En effet, la transformation de l'ordre politique vient du fait
que si le juge constitutionnel par ses décisions les plus courageuses
influe certainement sur l'ordonnancement juridique, cette influence aboutit
presqu'inéluctablement à une transformation de l'ordre politique
qui est ainsi « saisi par le droit ».1066(*)
Il s'agit, à vrai dire, d'une socialisation des
pratiques et des conceptions politiques. L'Etat de droit, vu sous cet angle,
est une question de civilisation finalement. Par ailleurs, le primat de la
Constitution garanti par le juge est l'affirmation d'un principe de
civilisation qui veut simplement dire que ce qui est décidé par
le plus grand nombre doit être respecté par la minorité,
fût-elle celle qui dirige. C'est un renversement des principes
millénaires qui postulent la domination de la minorité sur la
majorité. C'est une restitution du pouvoir au peuple.
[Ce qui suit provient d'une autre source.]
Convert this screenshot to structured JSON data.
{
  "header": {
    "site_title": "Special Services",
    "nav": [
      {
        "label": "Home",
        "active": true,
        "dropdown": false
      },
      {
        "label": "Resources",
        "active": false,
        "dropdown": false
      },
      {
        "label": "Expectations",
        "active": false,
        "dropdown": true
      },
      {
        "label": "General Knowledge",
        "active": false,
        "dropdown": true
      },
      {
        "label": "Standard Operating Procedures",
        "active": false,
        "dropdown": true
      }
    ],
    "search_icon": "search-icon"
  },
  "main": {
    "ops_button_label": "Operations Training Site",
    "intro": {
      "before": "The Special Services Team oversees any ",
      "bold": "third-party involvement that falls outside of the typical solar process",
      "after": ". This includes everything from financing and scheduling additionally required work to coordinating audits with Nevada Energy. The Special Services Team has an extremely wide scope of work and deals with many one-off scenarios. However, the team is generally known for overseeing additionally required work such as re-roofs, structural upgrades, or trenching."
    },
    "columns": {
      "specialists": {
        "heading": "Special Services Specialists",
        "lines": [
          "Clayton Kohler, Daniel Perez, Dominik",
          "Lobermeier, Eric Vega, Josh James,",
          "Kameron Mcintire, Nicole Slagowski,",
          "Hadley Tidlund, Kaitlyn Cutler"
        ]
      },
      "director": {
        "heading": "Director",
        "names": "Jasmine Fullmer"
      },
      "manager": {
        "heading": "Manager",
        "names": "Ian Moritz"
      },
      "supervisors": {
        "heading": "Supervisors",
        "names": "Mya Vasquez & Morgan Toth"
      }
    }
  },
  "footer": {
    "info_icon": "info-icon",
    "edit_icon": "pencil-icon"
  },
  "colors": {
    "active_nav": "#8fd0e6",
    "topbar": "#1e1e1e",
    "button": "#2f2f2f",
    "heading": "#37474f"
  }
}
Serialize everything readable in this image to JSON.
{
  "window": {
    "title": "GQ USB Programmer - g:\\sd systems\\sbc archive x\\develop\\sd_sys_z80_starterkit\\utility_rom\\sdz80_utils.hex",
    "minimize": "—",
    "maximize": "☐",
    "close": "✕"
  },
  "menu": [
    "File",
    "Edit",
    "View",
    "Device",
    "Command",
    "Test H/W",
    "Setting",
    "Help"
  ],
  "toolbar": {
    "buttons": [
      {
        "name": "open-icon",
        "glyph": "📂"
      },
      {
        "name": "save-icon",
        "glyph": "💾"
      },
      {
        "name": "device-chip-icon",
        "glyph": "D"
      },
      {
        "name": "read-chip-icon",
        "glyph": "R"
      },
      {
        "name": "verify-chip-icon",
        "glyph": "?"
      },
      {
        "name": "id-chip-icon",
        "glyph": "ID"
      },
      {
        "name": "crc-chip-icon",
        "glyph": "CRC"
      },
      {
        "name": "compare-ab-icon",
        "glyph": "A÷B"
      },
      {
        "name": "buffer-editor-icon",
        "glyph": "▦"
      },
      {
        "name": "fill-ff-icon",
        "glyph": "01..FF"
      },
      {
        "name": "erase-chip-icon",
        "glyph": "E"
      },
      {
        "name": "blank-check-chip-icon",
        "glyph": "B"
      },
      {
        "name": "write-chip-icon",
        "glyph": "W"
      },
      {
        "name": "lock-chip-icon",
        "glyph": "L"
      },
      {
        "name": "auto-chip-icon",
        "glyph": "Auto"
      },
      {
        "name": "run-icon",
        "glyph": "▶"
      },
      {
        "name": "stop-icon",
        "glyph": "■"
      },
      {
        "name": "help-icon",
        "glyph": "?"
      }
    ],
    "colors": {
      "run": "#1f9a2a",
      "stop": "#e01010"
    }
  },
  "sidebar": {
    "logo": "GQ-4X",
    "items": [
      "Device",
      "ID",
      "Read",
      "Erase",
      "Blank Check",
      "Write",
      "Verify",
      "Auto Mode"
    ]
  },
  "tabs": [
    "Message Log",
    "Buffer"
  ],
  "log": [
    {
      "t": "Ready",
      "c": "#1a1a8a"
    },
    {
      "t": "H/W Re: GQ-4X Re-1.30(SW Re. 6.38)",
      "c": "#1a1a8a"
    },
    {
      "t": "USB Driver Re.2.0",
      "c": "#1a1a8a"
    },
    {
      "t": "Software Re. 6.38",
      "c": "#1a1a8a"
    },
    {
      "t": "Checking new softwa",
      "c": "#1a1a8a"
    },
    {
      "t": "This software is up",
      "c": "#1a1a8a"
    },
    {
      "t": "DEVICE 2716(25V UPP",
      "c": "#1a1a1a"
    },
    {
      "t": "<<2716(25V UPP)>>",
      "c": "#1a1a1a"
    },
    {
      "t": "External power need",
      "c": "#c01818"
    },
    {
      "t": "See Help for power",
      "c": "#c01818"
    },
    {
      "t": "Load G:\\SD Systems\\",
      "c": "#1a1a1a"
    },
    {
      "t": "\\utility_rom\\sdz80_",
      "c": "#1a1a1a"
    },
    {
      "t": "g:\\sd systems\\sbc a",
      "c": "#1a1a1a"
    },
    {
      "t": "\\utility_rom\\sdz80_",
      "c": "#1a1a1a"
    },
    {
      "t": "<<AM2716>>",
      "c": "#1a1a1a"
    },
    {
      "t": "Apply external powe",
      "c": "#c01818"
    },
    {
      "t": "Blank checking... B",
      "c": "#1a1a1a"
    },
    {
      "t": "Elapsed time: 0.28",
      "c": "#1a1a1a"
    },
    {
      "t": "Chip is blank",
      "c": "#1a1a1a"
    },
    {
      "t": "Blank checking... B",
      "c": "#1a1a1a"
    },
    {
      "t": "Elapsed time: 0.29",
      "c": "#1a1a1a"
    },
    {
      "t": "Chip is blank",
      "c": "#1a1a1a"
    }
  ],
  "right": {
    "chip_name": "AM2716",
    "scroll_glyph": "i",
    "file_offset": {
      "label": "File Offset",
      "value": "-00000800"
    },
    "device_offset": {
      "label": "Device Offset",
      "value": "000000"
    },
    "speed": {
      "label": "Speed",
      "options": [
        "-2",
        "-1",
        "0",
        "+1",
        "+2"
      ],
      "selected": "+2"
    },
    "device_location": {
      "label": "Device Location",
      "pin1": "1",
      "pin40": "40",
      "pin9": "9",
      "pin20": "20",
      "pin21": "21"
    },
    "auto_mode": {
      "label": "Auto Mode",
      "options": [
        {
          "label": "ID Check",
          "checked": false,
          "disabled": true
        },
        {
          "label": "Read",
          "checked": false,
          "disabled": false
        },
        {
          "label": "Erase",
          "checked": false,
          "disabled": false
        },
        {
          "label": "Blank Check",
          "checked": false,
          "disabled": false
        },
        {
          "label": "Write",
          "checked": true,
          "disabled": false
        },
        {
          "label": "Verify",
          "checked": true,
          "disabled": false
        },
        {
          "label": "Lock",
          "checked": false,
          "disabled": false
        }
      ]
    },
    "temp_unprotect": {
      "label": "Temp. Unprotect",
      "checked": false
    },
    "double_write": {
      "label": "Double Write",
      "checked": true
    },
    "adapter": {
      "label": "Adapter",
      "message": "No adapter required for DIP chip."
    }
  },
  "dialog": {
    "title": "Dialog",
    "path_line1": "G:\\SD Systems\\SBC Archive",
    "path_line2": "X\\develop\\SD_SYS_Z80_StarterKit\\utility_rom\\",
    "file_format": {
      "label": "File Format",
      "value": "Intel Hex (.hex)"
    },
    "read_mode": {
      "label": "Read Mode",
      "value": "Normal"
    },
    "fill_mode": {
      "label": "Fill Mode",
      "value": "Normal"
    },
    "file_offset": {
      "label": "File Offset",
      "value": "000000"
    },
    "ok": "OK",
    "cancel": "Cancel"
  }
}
Il est utile, à ce niveau, d'analyser en deux moments
les implications théoriques du contrôle de
constitutionnalité lorsqu'il s'exerce avant ou après la
promulgation de la loi. Ce démarquage temporel est une sorte de
summa divisio en matière de contrôle de
constitutionnalité. Qu'il soit exercé avant ou après la
promulgation de la loi, le contrôle a pour but institutionnel de purifier
l'ordonnancement juridique.
Cette vertu purgatoire présente l'avantage certain de
fixer une sorte de ligne rouge aux gouvernants qui sont ainsi tenus de
respecter la Constitution telle qu'exprimée par la bouche du juge
constitutionnel. La Constitution est, de ce point de vue, ce que dit le juge
constitutionnel. Ceci transfigure le visage du juge constitutionnel qui devient
non pas un simple rouage institutionnel, mais surtout un maillon essentiel de
la mécanique de l'Etat de droit. La controverse sur sa
légitimité cesse dès lors qu'elle procède de la
fonction que lui confère le constituant lui-même.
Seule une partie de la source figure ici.